Kementerian Pendidikan Nasional menyetujui usulan Kementerian Pendayagunaan Aparatur Negara untuk menambah jam kerja guru. Juru bicara Kementerian Pendidikan Nasional Ibnu Hamad mengatakan, nantinya penambahan jam kerja ini akan diatur sebagai syarat mendapatkan sertifikasi guru. Namun, penambahan jam kerja akan disesuaikan dengan jumlah guru di suatu wilayah. Hamad mencontohkan, guru di daerah perkotaan jumlah jam kerjanya lebih sedikit dibandingkan guru di daerah terpencil.

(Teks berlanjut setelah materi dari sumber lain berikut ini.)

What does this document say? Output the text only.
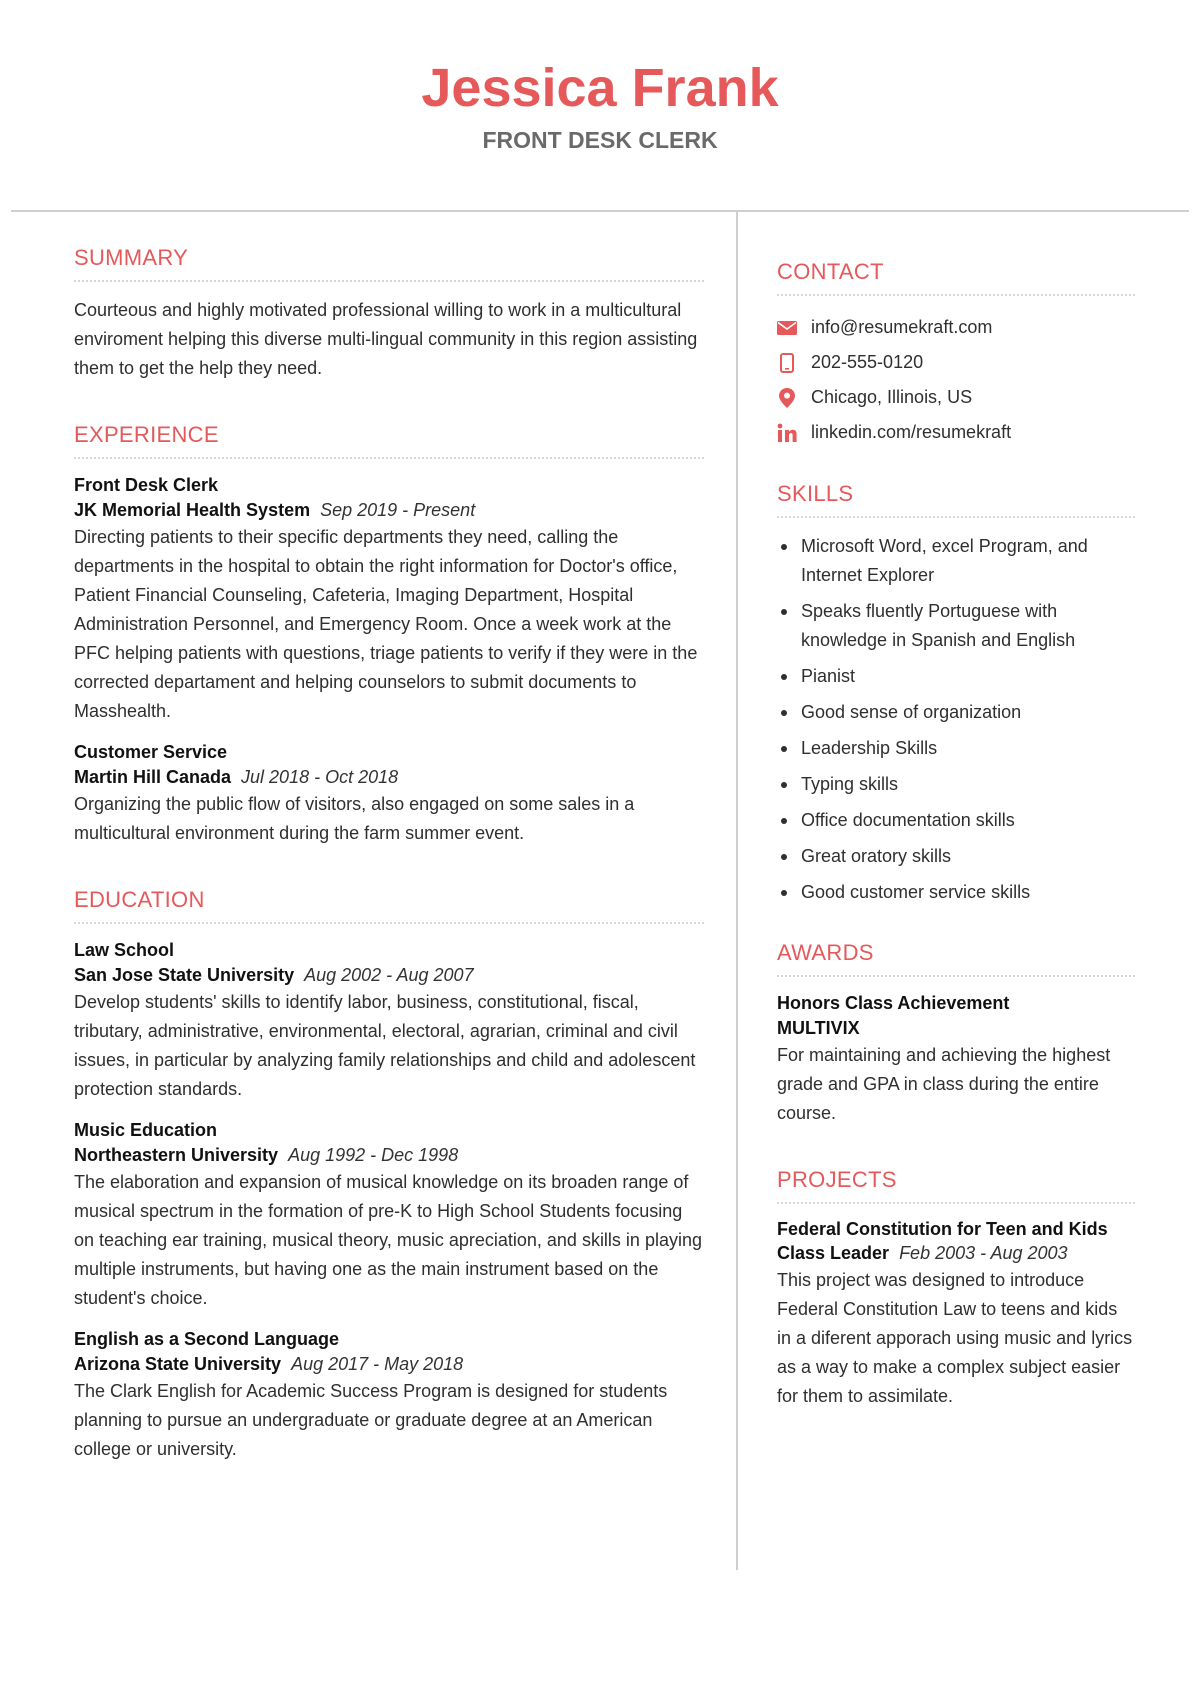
Jessica Frank
FRONT DESK CLERK
SUMMARY

Courteous and highly motivated professional willing to work in a multicultural enviroment helping this diverse multi-lingual community in this region assisting them to get the help they need.

EXPERIENCE
Front Desk Clerk
JK Memorial Health System Sep 2019 - Present

Directing patients to their specific departments they need, calling the departments in the hospital to obtain the right information for Doctor's office, Patient Financial Counseling, Cafeteria, Imaging Department, Hospital Administration Personnel, and Emergency Room. Once a week work at the PFC helping patients with questions, triage patients to verify if they were in the corrected departament and helping counselors to submit documents to Masshealth.

Customer Service
Martin Hill Canada Jul 2018 - Oct 2018

Organizing the public flow of visitors, also engaged on some sales in a multicultural environment during the farm summer event.

EDUCATION
Law School
San Jose State University Aug 2002 - Aug 2007

Develop students' skills to identify labor, business, constitutional, fiscal, tributary, administrative, environmental, electoral, agrarian, criminal and civil issues, in particular by analyzing family relationships and child and adolescent protection standards.

Music Education
Northeastern University Aug 1992 - Dec 1998

The elaboration and expansion of musical knowledge on its broaden range of musical spectrum in the formation of pre-K to High School Students focusing on teaching ear training, musical theory, music apreciation, and skills in playing multiple instruments, but having one as the main instrument based on the student's choice.

English as a Second Language
Arizona State University Aug 2017 - May 2018

The Clark English for Academic Success Program is designed for students planning to pursue an undergraduate or graduate degree at an American college or university.

CONTACT
info@resumekraft.com
202-555-0120
Chicago, Illinois, US
linkedin.com/resumekraft
SKILLS
Microsoft Word, excel Program, and Internet Explorer
Speaks fluently Portuguese with knowledge in Spanish and English
Pianist
Good sense of organization
Leadership Skills
Typing skills
Office documentation skills
Great oratory skills
Good customer service skills
AWARDS
Honors Class Achievement
MULTIVIX

For maintaining and achieving the highest grade and GPA in class during the entire course.

PROJECTS
Federal Constitution for Teen and Kids
Class Leader Feb 2003 - Aug 2003

This project was designed to introduce Federal Constitution Law to teens and kids in a diferent apporach using music and lyrics as a way to make a complex subject easier for them to assimilate.
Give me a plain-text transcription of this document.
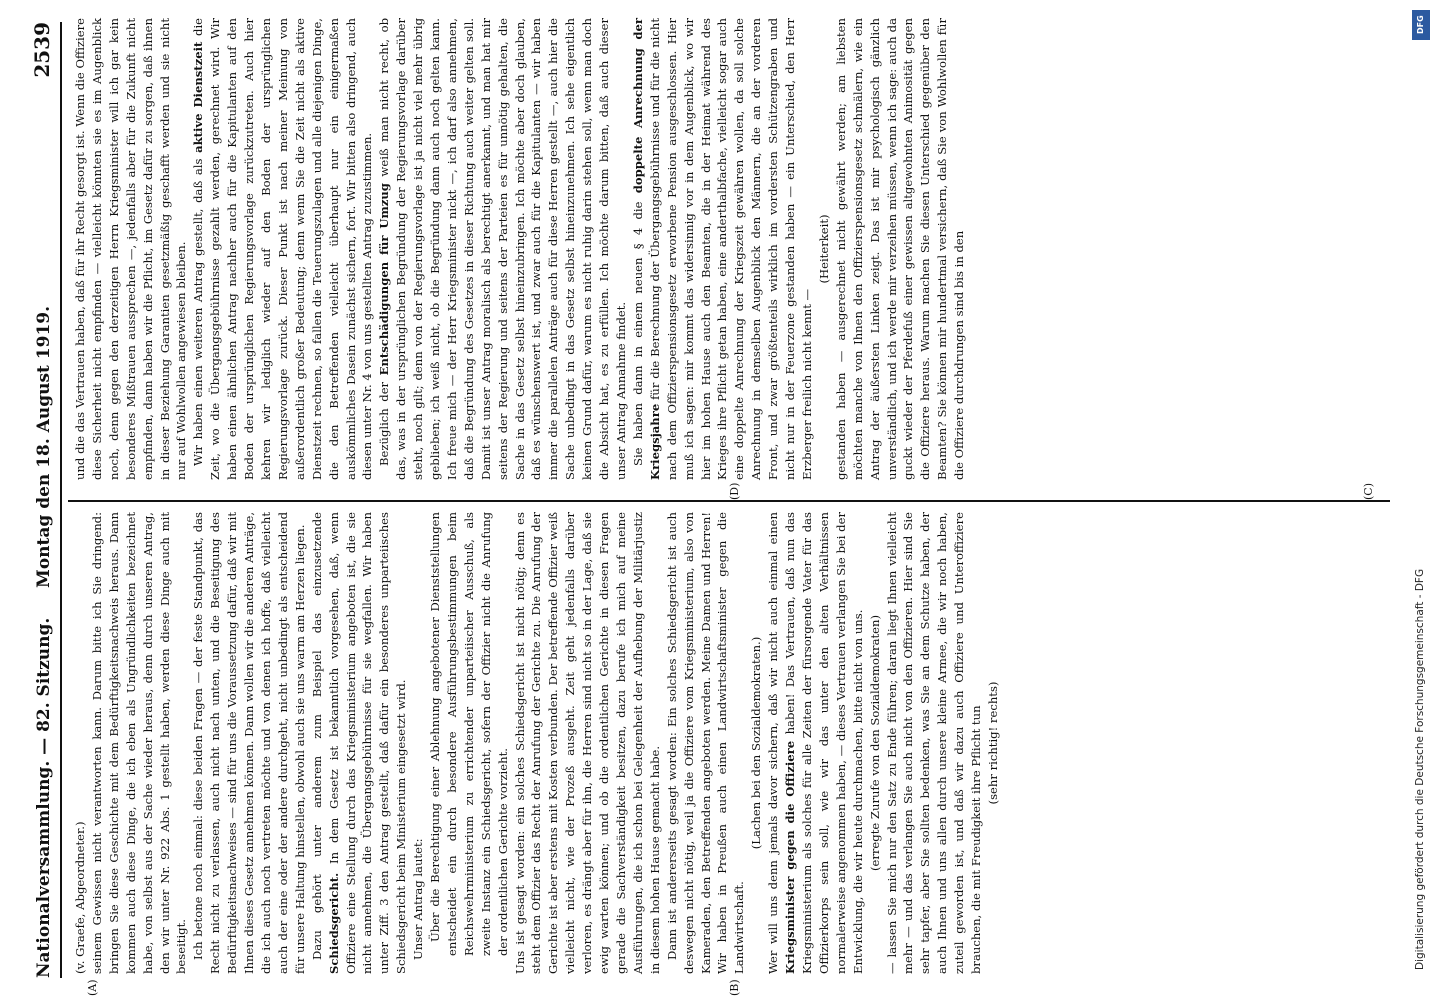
Nationalversammlung. — 82. Sitzung.
Montag den 18. August 1919.
2539
(A)	(B)
(D)	(C)

(v. Graefe, Abgeordneter.) seinem Gewissen nicht verantworten kann. Darum bitte ich Sie dringend: bringen Sie diese Geschichte mit dem Bedürftigkeitsnachweis heraus. Dann kommen auch diese Dinge, die ich eben als Ungründlichkeiten bezeichnet habe, von selbst aus der Sache wieder heraus, denn durch unseren Antrag, den wir unter Nr. 922 Abs. 1 gestellt haben, werden diese Dinge auch mit beseitigt. Ich betone noch einmal: diese beiden Fragen — der feste Standpunkt, das Recht nicht zu verlassen, auch nicht nach unten, und die Beseitigung des Bedürftigkeitsnachweises — sind für uns die Voraussetzung dafür, daß wir mit Ihnen dieses Gesetz annehmen können. Dann wollen wir die anderen Anträge, die ich auch noch vertreten möchte und von denen ich hoffe, daß vielleicht auch der eine oder der andere durchgeht, nicht unbedingt als entscheidend für unsere Haltung hinstellen, obwohl auch sie uns warm am Herzen liegen. Dazu gehört unter anderem zum Beispiel das einzusetzende Schiedsgericht. In dem Gesetz ist bekanntlich vorgesehen, daß, wenn Offiziere eine Stellung durch das Kriegsministerium angeboten ist, die sie nicht annehmen, die Übergangsgebührnisse für sie wegfallen. Wir haben unter Ziff. 3 den Antrag gestellt, daß dafür ein besonderes unparteiisches Schiedsgericht beim Ministerium eingesetzt wird. Unser Antrag lautet: Über die Berechtigung einer Ablehnung angebotener Dienststellungen entscheidet ein durch besondere Ausführungsbestimmungen beim Reichswehrministerium zu errichtender unparteiischer Ausschuß, als zweite Instanz ein Schiedsgericht, sofern der Offizier nicht die Anrufung der ordentlichen Gerichte vorzieht. Uns ist gesagt worden: ein solches Schiedsgericht ist nicht nötig; denn es steht dem Offizier das Recht der Anrufung der Gerichte zu. Die Anrufung der Gerichte ist aber erstens mit Kosten verbunden. Der betreffende Offizier weiß vielleicht nicht, wie der Prozeß ausgeht. Zeit geht jedenfalls darüber verloren, es drängt aber für ihn, die Herren sind nicht so in der Lage, daß sie ewig warten können; und ob die ordentlichen Gerichte in diesen Fragen gerade die Sachverständigkeit besitzen, dazu berufe ich mich auf meine Ausführungen, die ich schon bei Gelegenheit der Aufhebung der Militärjustiz in diesem hohen Hause gemacht habe. Dann ist andererseits gesagt worden: Ein solches Schiedsgericht ist auch deswegen nicht nötig, weil ja die Offiziere vom Kriegsministerium, also von Kameraden, den Betreffenden angeboten werden. Meine Damen und Herren! Wir haben in Preußen auch einen Landwirtschaftsminister gegen die Landwirtschaft.

(Lachen bei den Sozialdemokraten.) Wer will uns denn jemals davor sichern, daß wir nicht auch einmal einen Kriegsminister gegen die Offiziere haben! Das Vertrauen, daß nun das Kriegsministerium als solches für alle Zeiten der fürsorgende Vater für das Offizierkorps sein soll, wie wir das unter den alten Verhältnissen normalerweise angenommen haben, — dieses Vertrauen verlangen Sie bei der Entwicklung, die wir heute durchmachen, bitte nicht von uns. (erregte Zurufe von den Sozialdemokraten) — lassen Sie mich nur den Satz zu Ende führen; daran liegt Ihnen vielleicht mehr — und das verlangen Sie auch nicht von den Offizieren. Hier sind Sie sehr tapfer, aber Sie sollten bedenken, was Sie an dem Schutze haben, der auch Ihnen und uns allen durch unsere kleine Armee, die wir noch haben, zuteil geworden ist, und daß wir dazu auch Offiziere und Unteroffiziere brauchen, die mit Freudigkeit ihre Pflicht tun (sehr richtig! rechts)

und die das Vertrauen haben, daß für ihr Recht gesorgt ist. Wenn die Offiziere diese Sicherheit nicht empfinden — vielleicht könnten sie es im Augenblick noch, denn gegen den derzeitigen Herrn Kriegsminister will ich gar kein besonderes Mißtrauen aussprechen —, jedenfalls aber für die Zukunft nicht empfinden, dann haben wir die Pflicht, im Gesetz dafür zu sorgen, daß ihnen in dieser Beziehung Garantien gesetzmäßig geschafft werden und sie nicht nur auf Wohlwollen angewiesen bleiben. Wir haben einen weiteren Antrag gestellt, daß als aktive Dienstzeit die Zeit, wo die Übergangsgebührnisse gezahlt werden, gerechnet wird. Wir haben einen ähnlichen Antrag nachher auch für die Kapitulanten auf den Boden der ursprünglichen Regierungsvorlage zurückzutreten. Auch hier kehren wir lediglich wieder auf den Boden der ursprünglichen Regierungsvorlage zurück. Dieser Punkt ist nach meiner Meinung von außerordentlich großer Bedeutung; denn wenn Sie die Zeit nicht als aktive Dienstzeit rechnen, so fallen die Teuerungszulagen und alle diejenigen Dinge, die den Betreffenden vielleicht überhaupt nur ein einigermaßen auskömmliches Dasein zunächst sichern, fort. Wir bitten also dringend, auch diesen unter Nr. 4 von uns gestellten Antrag zuzustimmen. Bezüglich der Entschädigungen für Umzug weiß man nicht recht, ob das, was in der ursprünglichen Begründung der Regierungsvorlage darüber steht, noch gilt; denn von der Regierungsvorlage ist ja nicht viel mehr übrig geblieben; ich weiß nicht, ob die Begründung dann auch noch gelten kann. Ich freue mich — der Herr Kriegsminister nickt —, ich darf also annehmen, daß die Begründung des Gesetzes in dieser Richtung auch weiter gelten soll. Damit ist unser Antrag moralisch als berechtigt anerkannt, und man hat mir seitens der Regierung und seitens der Parteien es für unnötig gehalten, die Sache in das Gesetz selbst hineinzubringen. Ich möchte aber doch glauben, daß es wünschenswert ist, und zwar auch für die Kapitulanten — wir haben immer die parallelen Anträge auch für diese Herren gestellt —, auch hier die Sache unbedingt in das Gesetz selbst hineinzunehmen. Ich sehe eigentlich keinen Grund dafür, warum es nicht ruhig darin stehen soll, wenn man doch die Absicht hat, es zu erfüllen. Ich möchte darum bitten, daß auch dieser unser Antrag Annahme findet. Sie haben dann in einem neuen § 4 die doppelte Anrechnung der Kriegsjahre für die Berechnung der Übergangsgebührnisse und für die nicht nach dem Offizierspensionsgesetz erworbene Pension ausgeschlossen. Hier muß ich sagen: mir kommt das widersinnig vor in dem Augenblick, wo wir hier im hohen Hause auch den Beamten, die in der Heimat während des Krieges ihre Pflicht getan haben, eine anderthalbfache, vielleicht sogar auch eine doppelte Anrechnung der Kriegszeit gewähren wollen, da soll solche Anrechnung in demselben Augenblick den Männern, die an der vorderen Front, und zwar größtenteils wirklich im vordersten Schützengraben und nicht nur in der Feuerzone gestanden haben — ein Unterschied, den Herr Erzberger freilich nicht kennt —

(Heiterkeit) gestanden haben — ausgerechnet nicht gewährt werden; am liebsten möchten manche von Ihnen den Offizierspensionsgesetz schmälern, wie ein Antrag der äußersten Linken zeigt. Das ist mir psychologisch gänzlich unverständlich, und ich werde mir verzeihen müssen, wenn ich sage: auch da guckt wieder der Pferdefuß einer gewissen altgewohnten Animosität gegen die Offiziere heraus. Warum machen Sie diesen Unterschied gegenüber den Beamten? Sie können mir hundertmal versichern, daß Sie von Wohlwollen für die Offiziere durchdrungen sind bis in den

DFG
Digitalisierung gefördert durch die Deutsche Forschungsgemeinschaft - DFG
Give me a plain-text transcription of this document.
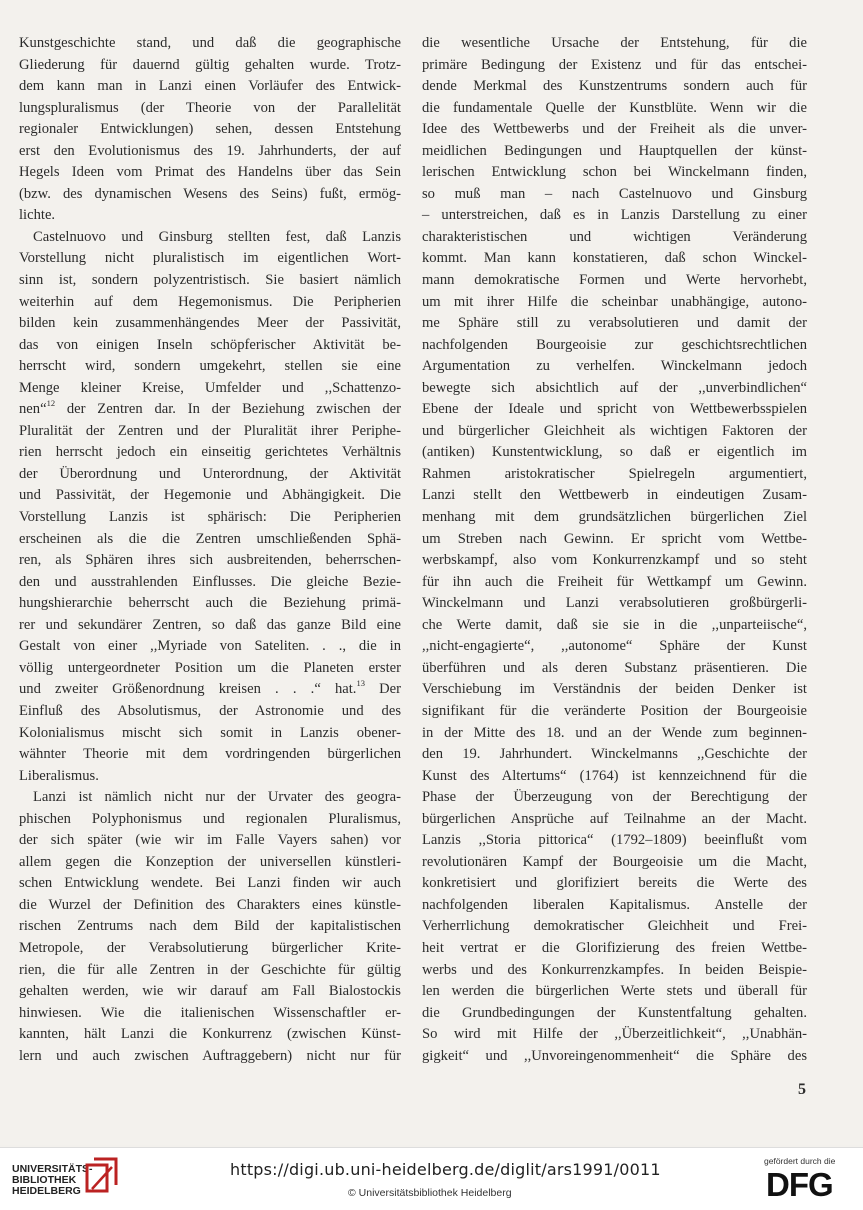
Kunstgeschichte stand, und daß die geographische
Gliederung für dauernd gültig gehalten wurde. Trotz-
dem kann man in Lanzi einen Vorläufer des Entwick-
lungspluralismus (der Theorie von der Parallelität
regionaler Entwicklungen) sehen, dessen Entstehung
erst den Evolutionismus des 19. Jahrhunderts, der auf
Hegels Ideen vom Primat des Handelns über das Sein
(bzw. des dynamischen Wesens des Seins) fußt, ermög-
lichte.
Castelnuovo und Ginsburg stellten fest, daß Lanzis
Vorstellung nicht pluralistisch im eigentlichen Wort-
sinn ist, sondern polyzentristisch. Sie basiert nämlich
weiterhin auf dem Hegemonismus. Die Peripherien
bilden kein zusammenhängendes Meer der Passivität,
das von einigen Inseln schöpferischer Aktivität be-
herrscht wird, sondern umgekehrt, stellen sie eine
Menge kleiner Kreise, Umfelder und ,,Schattenzo-
nen“$^{12}$ der Zentren dar. In der Beziehung zwischen der
Pluralität der Zentren und der Pluralität ihrer Periphe-
rien herrscht jedoch ein einseitig gerichtetes Verhältnis
der Überordnung und Unterordnung, der Aktivität
und Passivität, der Hegemonie und Abhängigkeit. Die
Vorstellung Lanzis ist sphärisch: Die Peripherien
erscheinen als die die Zentren umschließenden Sphä-
ren, als Sphären ihres sich ausbreitenden, beherrschen-
den und ausstrahlenden Einflusses. Die gleiche Bezie-
hungshierarchie beherrscht auch die Beziehung primä-
rer und sekundärer Zentren, so daß das ganze Bild eine
Gestalt von einer ,,Myriade von Sateliten. . ., die in
völlig untergeordneter Position um die Planeten erster
und zweiter Größenordnung kreisen . . .“ hat.$^{13}$ Der
Einfluß des Absolutismus, der Astronomie und des
Kolonialismus mischt sich somit in Lanzis obener-
wähnter Theorie mit dem vordringenden bürgerlichen
Liberalismus.
Lanzi ist nämlich nicht nur der Urvater des geogra-
phischen Polyphonismus und regionalen Pluralismus,
der sich später (wie wir im Falle Vayers sahen) vor
allem gegen die Konzeption der universellen künstleri-
schen Entwicklung wendete. Bei Lanzi finden wir auch
die Wurzel der Definition des Charakters eines künstle-
rischen Zentrums nach dem Bild der kapitalistischen
Metropole, der Verabsolutierung bürgerlicher Krite-
rien, die für alle Zentren in der Geschichte für gültig
gehalten werden, wie wir darauf am Fall Bialostockis
hinwiesen. Wie die italienischen Wissenschaftler er-
kannten, hält Lanzi die Konkurrenz (zwischen Künst-
lern und auch zwischen Auftraggebern) nicht nur für
die wesentliche Ursache der Entstehung, für die
primäre Bedingung der Existenz und für das entschei-
dende Merkmal des Kunstzentrums sondern auch für
die fundamentale Quelle der Kunstblüte. Wenn wir die
Idee des Wettbewerbs und der Freiheit als die unver-
meidlichen Bedingungen und Hauptquellen der künst-
lerischen Entwicklung schon bei Winckelmann finden,
so muß man – nach Castelnuovo und Ginsburg
– unterstreichen, daß es in Lanzis Darstellung zu einer
charakteristischen und wichtigen Veränderung
kommt. Man kann konstatieren, daß schon Winckel-
mann demokratische Formen und Werte hervorhebt,
um mit ihrer Hilfe die scheinbar unabhängige, autono-
me Sphäre still zu verabsolutieren und damit der
nachfolgenden Bourgeoisie zur geschichtsrechtlichen
Argumentation zu verhelfen. Winckelmann jedoch
bewegte sich absichtlich auf der ,,unverbindlichen“
Ebene der Ideale und spricht von Wettbewerbsspielen
und bürgerlicher Gleichheit als wichtigen Faktoren der
(antiken) Kunstentwicklung, so daß er eigentlich im
Rahmen aristokratischer Spielregeln argumentiert,
Lanzi stellt den Wettbewerb in eindeutigen Zusam-
menhang mit dem grundsätzlichen bürgerlichen Ziel
um Streben nach Gewinn. Er spricht vom Wettbe-
werbskampf, also vom Konkurrenzkampf und so steht
für ihn auch die Freiheit für Wettkampf um Gewinn.
Winckelmann und Lanzi verabsolutieren großbürgerli-
che Werte damit, daß sie sie in die ,,unparteiische“,
,,nicht-engagierte“, ,,autonome“ Sphäre der Kunst
überführen und als deren Substanz präsentieren. Die
Verschiebung im Verständnis der beiden Denker ist
signifikant für die veränderte Position der Bourgeoisie
in der Mitte des 18. und an der Wende zum beginnen-
den 19. Jahrhundert. Winckelmanns ,,Geschichte der
Kunst des Altertums“ (1764) ist kennzeichnend für die
Phase der Überzeugung von der Berechtigung der
bürgerlichen Ansprüche auf Teilnahme an der Macht.
Lanzis ,,Storia pittorica“ (1792–1809) beeinflußt vom
revolutionären Kampf der Bourgeoisie um die Macht,
konkretisiert und glorifiziert bereits die Werte des
nachfolgenden liberalen Kapitalismus. Anstelle der
Verherrlichung demokratischer Gleichheit und Frei-
heit vertrat er die Glorifizierung des freien Wettbe-
werbs und des Konkurrenzkampfes. In beiden Beispie-
len werden die bürgerlichen Werte stets und überall für
die Grundbedingungen der Kunstentfaltung gehalten.
So wird mit Hilfe der ,,Überzeitlichkeit“, ,,Unabhän-
gigkeit“ und ,,Unvoreingenommenheit“ die Sphäre des
5
UNIVERSITÄTS-
BIBLIOTHEK
HEIDELBERG
https://digi.ub.uni-heidelberg.de/diglit/ars1991/0011
© Universitätsbibliothek Heidelberg
gefördert durch die
DFG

Hal ini karena jumlah guru di kota lebih banyak ketimbang di desa.

“Guru-guru juga akan mendapatkan sertifikasi, salah satu syarat sertifikasi adalah jumlah jam pelajaran yang harus dimiliki oleh para guru itu.Kalau ditambah lagi dengan Kementerian PAN dengan 27 jam dari 24 jam tentu ini Kementerian akan menyesuaikan saja,”

Juru bicara Kementerian Pendidikan Nasional, Ibnu Hamad menilai, rencana ini akan membuat guru tidak keluyuran di saat jam sekolah. Kementerian Pendidikan juga mengklaim telah menyiapkan metode lainnya. Nantinya jam mengajar guru akan dipadatkan. Selain itu, jam masing-masing mata pelajaran akan ditambah sehingga guru lebih banyak berinteraksi dengan anak didik. Sebelumnya, Kementerian Pendayagunaan Aparatur Negara berencana menambah jam kerja guru dari 24 jam sepekan menjadi 27 jam per minggu. Penambahan jam kerja ini akibat kinerja guru yang saat ini dinilai semakin menurun.